In mid-afternoon trading, American shares were gaining 56%, up 70 cents to $2. US Airways share were trading down 9%, or $1.40, to $13.26.

The American shares were benefiting from the disclosure that shareholders would get at least 3.5% of the new company and possibly more, depending upon whether creditor claims were fully satisfied. "Having equity created for existing shareholders (in a bankrupt company) is, as you know, extraordinary," AMR CEO Tom Horton said Thursday, on a conference call with analysts and reporters.

"Once the unsecured creditors are fully satisfied, any incremental value that gets created goes to the equity holders, over and above that 3.5%," Horton said.

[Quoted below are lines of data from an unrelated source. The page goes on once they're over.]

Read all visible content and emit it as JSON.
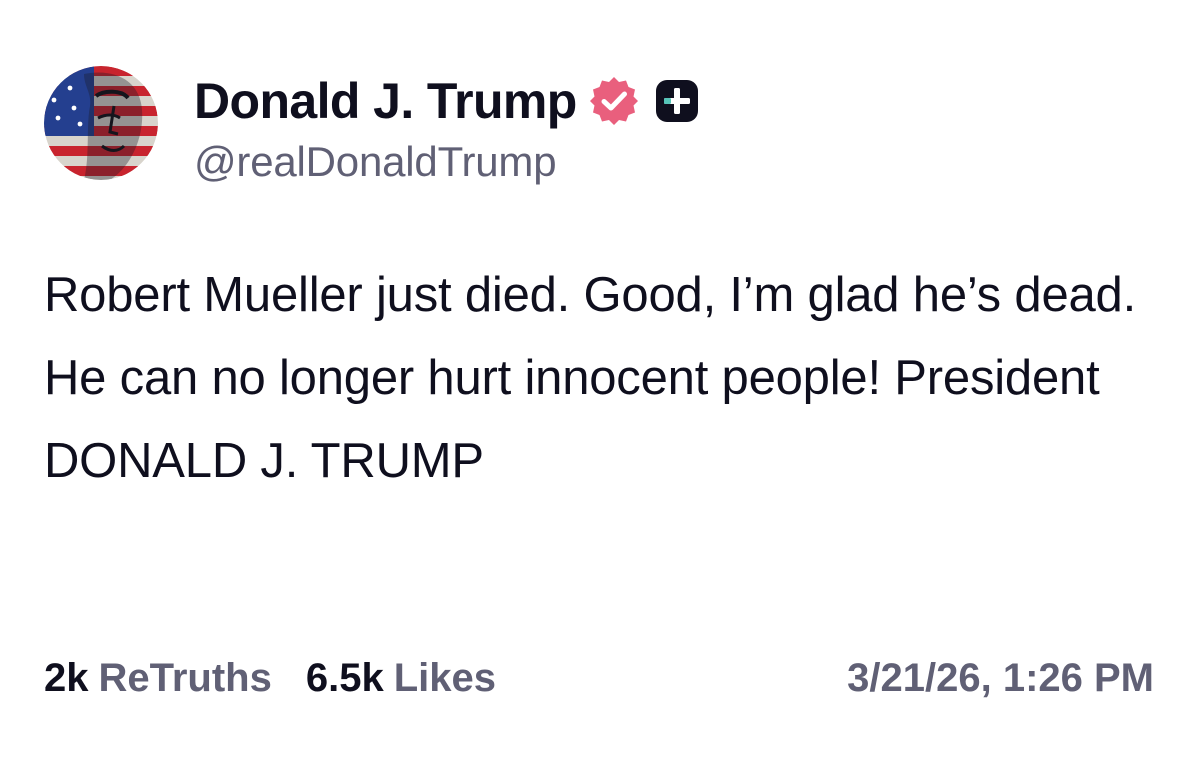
{
  "author": {
    "display_name": "Donald J. Trump",
    "handle": "@realDonaldTrump",
    "avatar_icon": "flag-portrait-avatar",
    "verified_icon": "verified-badge-icon",
    "plus_icon": "plus-badge-icon"
  },
  "post": {
    "text": "Robert Mueller just died. Good, I’m glad he’s dead. He can no longer hurt innocent people! President DONALD J. TRUMP",
    "timestamp": "3/21/26, 1:26 PM"
  },
  "stats": {
    "retruths_count": "2k",
    "retruths_label": "ReTruths",
    "likes_count": "6.5k",
    "likes_label": "Likes"
  },
  "colors": {
    "text": "#0f0f1e",
    "secondary": "#606075",
    "verified": "#e95f7d",
    "background": "#ffffff"
  }
}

CRT Capital Group analyst Kevin Starke said that if the AMR shareholders receive 3.5% of the $11 billion estimated value of the newly created American, the shares would be worth about $1.16.

Today's higher valuation means "there seems to be some expectation of upside, either through the warrant that they may get or through striking a better deal," Starke said, in an email.

Starke was the first analyst to perceive that the AMR shares may have value.Typically, shares in a bankrupt company are cancelled, with no remuneration to shareholders, so that the company can issue new shares when it emerges.

As for US Airways shares, JP Morgan analyst Jamie Baker wrote Thursday that the merger "was broadly anticipated, suggesting a post-deal pullback as some sell the news." Baker said airline stocks in general may be set to fall by 10% to 15%. A second factor, besides the merger announcement, is that "fuel prices have crept steadily higher since most (analysts) last marked their models, likely leaving consensus estimates too high.

"But while fuel has the ability to disrupt individual quarterly results, there's nothing to suggest the broader structural thesis is in jeopardy," Baker wrote. "Put differently, the long-term profit prognosis remains the best we've seen in 20 years."